Resumes to work at the new restaurant are being accepted now. People should contact the local WorkBC office for details.
A job fair for prospective employees will be held either late this month or early in November.
Opening date for the new restaurant is set for Dec. 19.
Municipality moving on many fronts
The new Tim Hortons is just one example of economic development the District is involved with, she said.
Another is working with a business that wants to open a store in the space formerly occupied by Safety Mart in Brookfield Mall.
One cause for delay has been that, while the prospective tenant would like some major upgrades done to the space, the mall is under receivership.
The District continues to work to make more land available for light industrial development, Groulx said.
The area around the eco-depot has much potential for growth, she pointed out.
Extension of the town’s sewer system to Raft River Elementary School was recently completed.
School District 73 drove the project. District of Clearwater asked that the extension be gravity-fed from the school to the bottom of Hospital Hill.
That means that the households and businesses there will be able to connect to the new sewer, enhancing their property values.
A latecomer agreement is to be negotiated for those wanting to connect.
Seniors village gets go-ahead
Town council approved a rezoning application last summer to allow a high-density housing development near the hospital to go ahead.
The development would target people aged 55+.
Groulx said she believes the owner now is putting together m marketing packages for the development.

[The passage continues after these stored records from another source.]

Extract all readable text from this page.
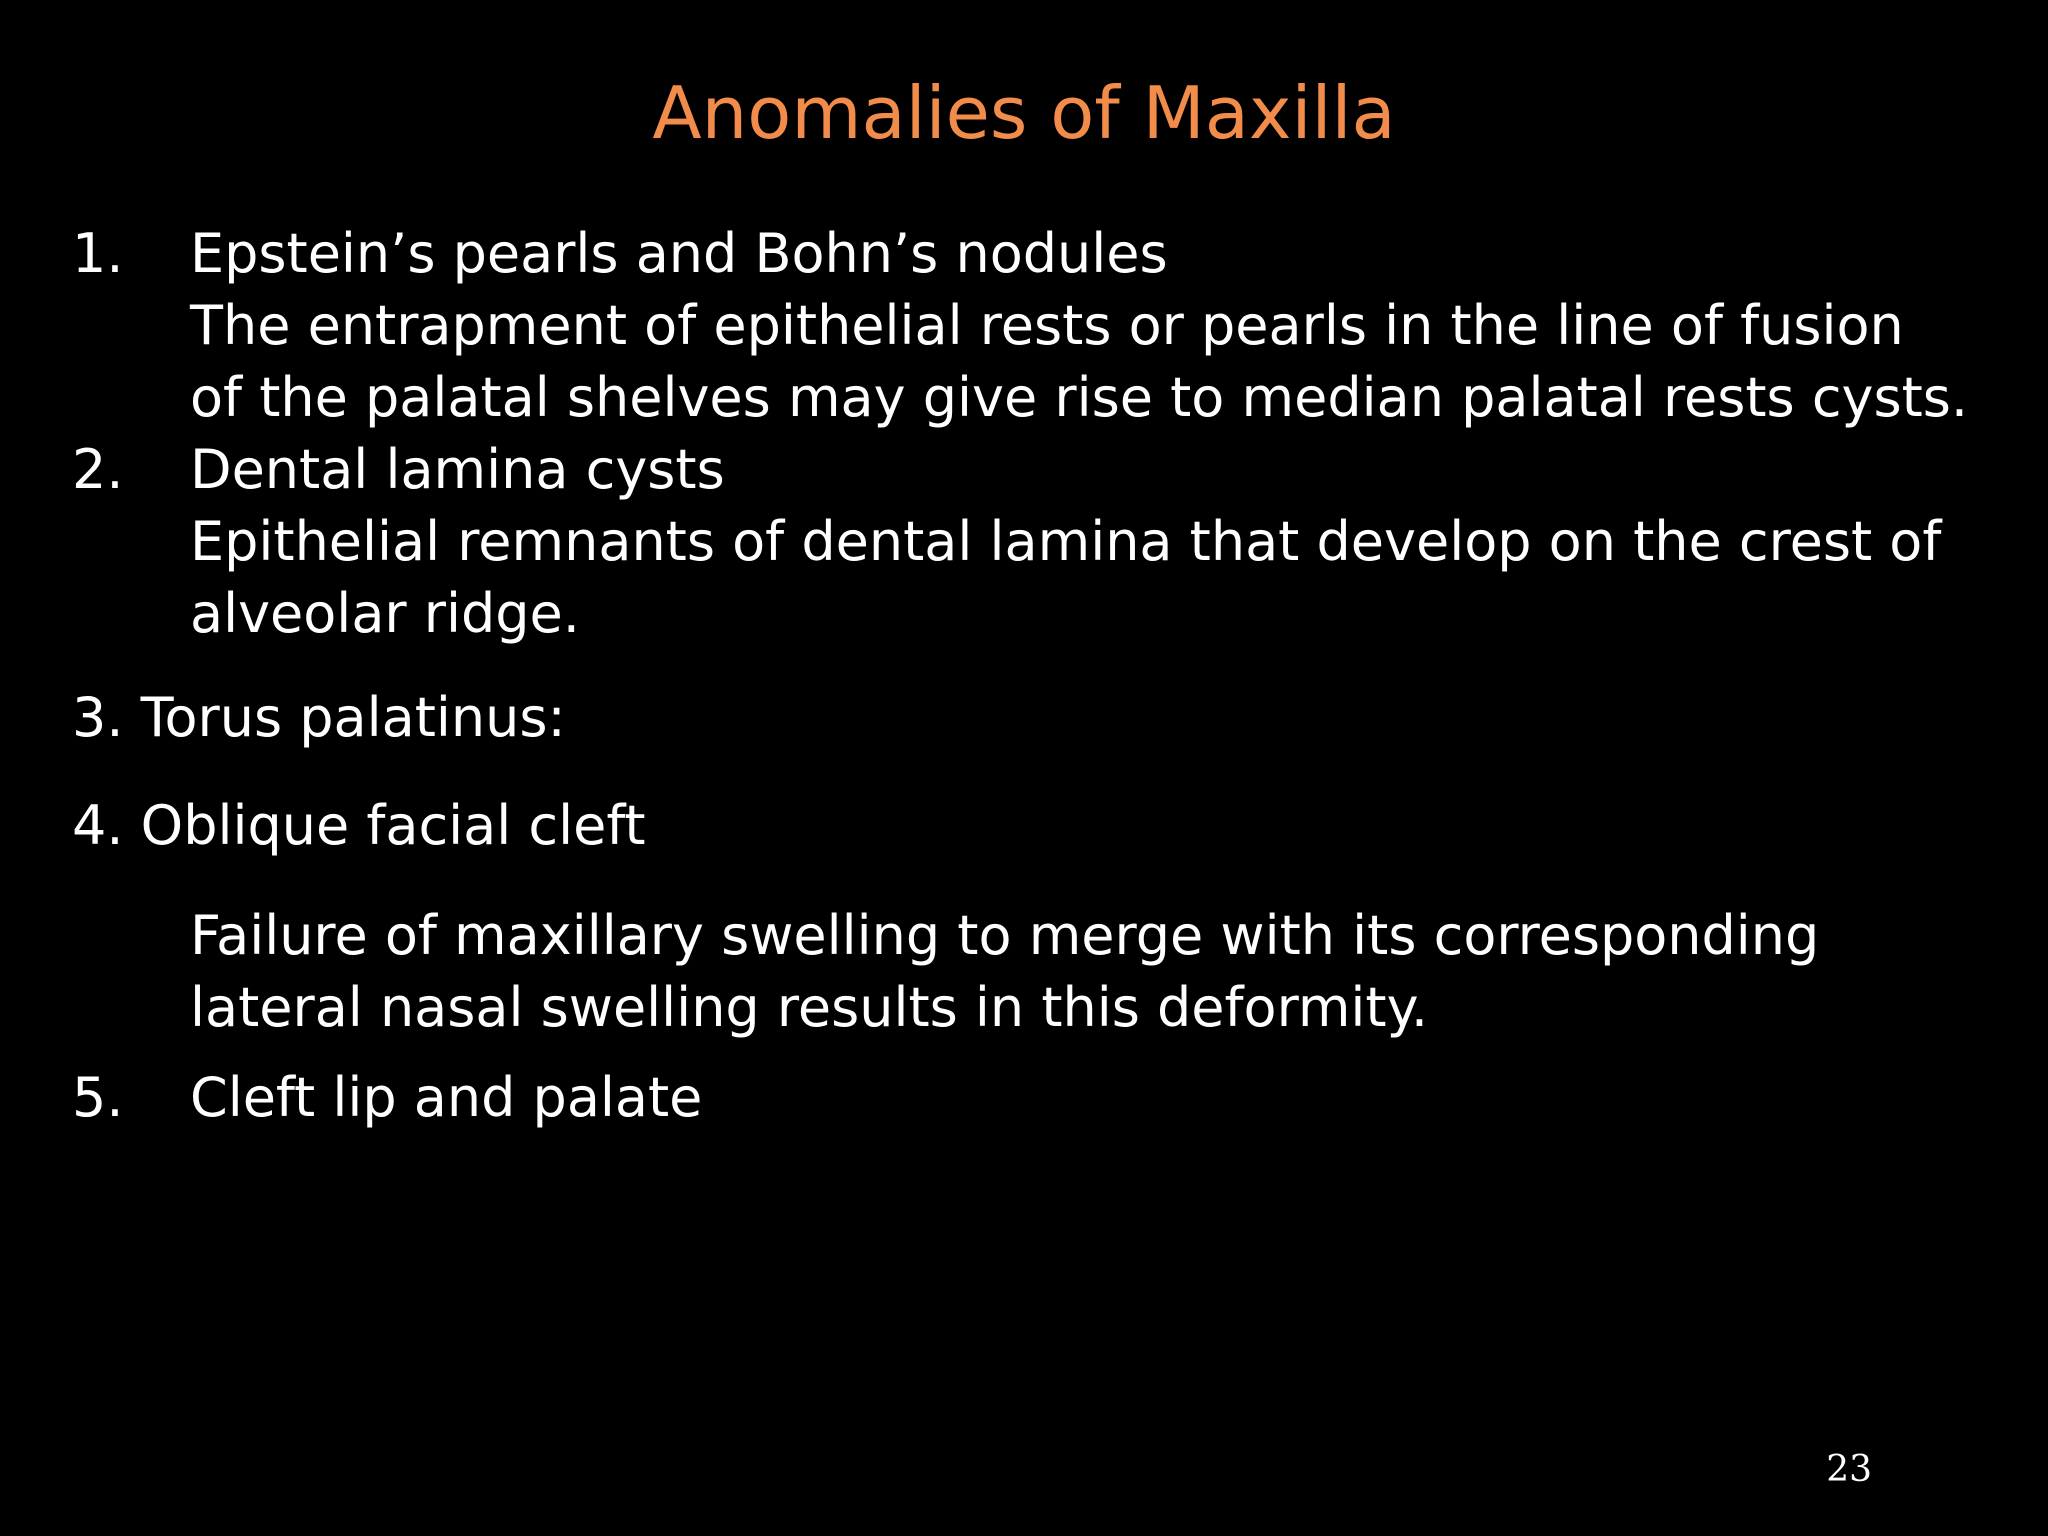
Anomalies of Maxilla
1. Epstein’s pearls and Bohn’s nodules
The entrapment of epithelial rests or pearls in the line of fusion
of the palatal shelves may give rise to median palatal rests cysts.
2. Dental lamina cysts
Epithelial remnants of dental lamina that develop on the crest of
alveolar ridge.
3. Torus palatinus:
4. Oblique facial cleft
Failure of maxillary swelling to merge with its corresponding
lateral nasal swelling results in this deformity.
5. Cleft lip and palate
23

Also making progress is a campus of care that would be located between Evergreen Acres seniors housing and Dr. Helmcken Memorial Hospital.
The proposed campus of care would potentially include independent living and assisted living units.

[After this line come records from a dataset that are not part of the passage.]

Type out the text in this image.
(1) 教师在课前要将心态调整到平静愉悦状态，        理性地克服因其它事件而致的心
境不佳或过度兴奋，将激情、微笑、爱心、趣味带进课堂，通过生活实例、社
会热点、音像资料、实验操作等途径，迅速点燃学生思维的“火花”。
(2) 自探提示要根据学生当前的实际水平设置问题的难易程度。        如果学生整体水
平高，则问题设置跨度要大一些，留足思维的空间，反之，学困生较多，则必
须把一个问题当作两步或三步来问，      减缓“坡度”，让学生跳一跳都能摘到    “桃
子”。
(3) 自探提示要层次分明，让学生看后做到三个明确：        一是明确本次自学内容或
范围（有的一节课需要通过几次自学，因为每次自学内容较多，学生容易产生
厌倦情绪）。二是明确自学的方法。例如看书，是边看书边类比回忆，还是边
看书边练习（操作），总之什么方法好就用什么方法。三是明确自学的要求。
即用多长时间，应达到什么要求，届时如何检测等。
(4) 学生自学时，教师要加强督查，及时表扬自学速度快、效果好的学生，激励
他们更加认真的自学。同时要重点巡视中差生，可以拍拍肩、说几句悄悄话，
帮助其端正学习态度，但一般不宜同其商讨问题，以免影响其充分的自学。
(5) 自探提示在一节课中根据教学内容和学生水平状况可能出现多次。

A decision on whether Kinder Morgan’s proposed twinning of the Transmountain pipeline is expected in December.
If that project goes ahead it would have important implications for the municipality, both short-term and longterm, she said.

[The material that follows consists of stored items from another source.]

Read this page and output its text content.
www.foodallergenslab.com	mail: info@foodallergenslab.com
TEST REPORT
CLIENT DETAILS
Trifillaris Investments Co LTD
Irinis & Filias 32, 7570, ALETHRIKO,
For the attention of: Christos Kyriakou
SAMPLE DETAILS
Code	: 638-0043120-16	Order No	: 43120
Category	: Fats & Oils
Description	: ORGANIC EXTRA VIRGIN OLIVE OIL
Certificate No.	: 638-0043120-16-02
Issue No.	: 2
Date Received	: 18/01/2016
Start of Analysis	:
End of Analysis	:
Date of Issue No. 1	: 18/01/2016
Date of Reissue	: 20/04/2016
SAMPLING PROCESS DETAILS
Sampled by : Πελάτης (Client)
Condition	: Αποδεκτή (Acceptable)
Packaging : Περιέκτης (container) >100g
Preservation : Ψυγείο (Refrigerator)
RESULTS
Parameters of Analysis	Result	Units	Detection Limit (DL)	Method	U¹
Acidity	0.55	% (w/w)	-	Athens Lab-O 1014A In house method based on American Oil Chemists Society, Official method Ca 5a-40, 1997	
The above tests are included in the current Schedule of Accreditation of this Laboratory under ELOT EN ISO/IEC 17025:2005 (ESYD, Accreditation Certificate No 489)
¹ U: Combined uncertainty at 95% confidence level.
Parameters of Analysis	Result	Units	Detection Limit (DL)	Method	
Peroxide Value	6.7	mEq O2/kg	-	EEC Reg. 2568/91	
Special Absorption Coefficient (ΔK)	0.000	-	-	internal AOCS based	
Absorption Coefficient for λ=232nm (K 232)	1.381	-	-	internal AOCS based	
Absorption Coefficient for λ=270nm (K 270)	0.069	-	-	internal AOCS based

Groulx said that key challenges for any economic development in rural B.C. include community capacity, workforce, infrastructure, housing capacity, daycare, acceptance by the community of diversification, and ensuring the quality of life.
Seeking more high tech jobs
“Some people still think that economic development is getting 50 industrial jobs,” Groulx said. “That’s not the way it is anymore. The tech sector has much higher growth and pays more than industrial jobs. To get those jobs, though, we need things like high-speed Internet and better cellphone service. The quality of life is also important.”
Clearwater’s CAO noted that the District will again be partnering with the Chamber of Commerce and Wells Gray Country services committee to host a “pub night” for local business owners. Date and venue are to be announced, but it probably will be sometime in early November.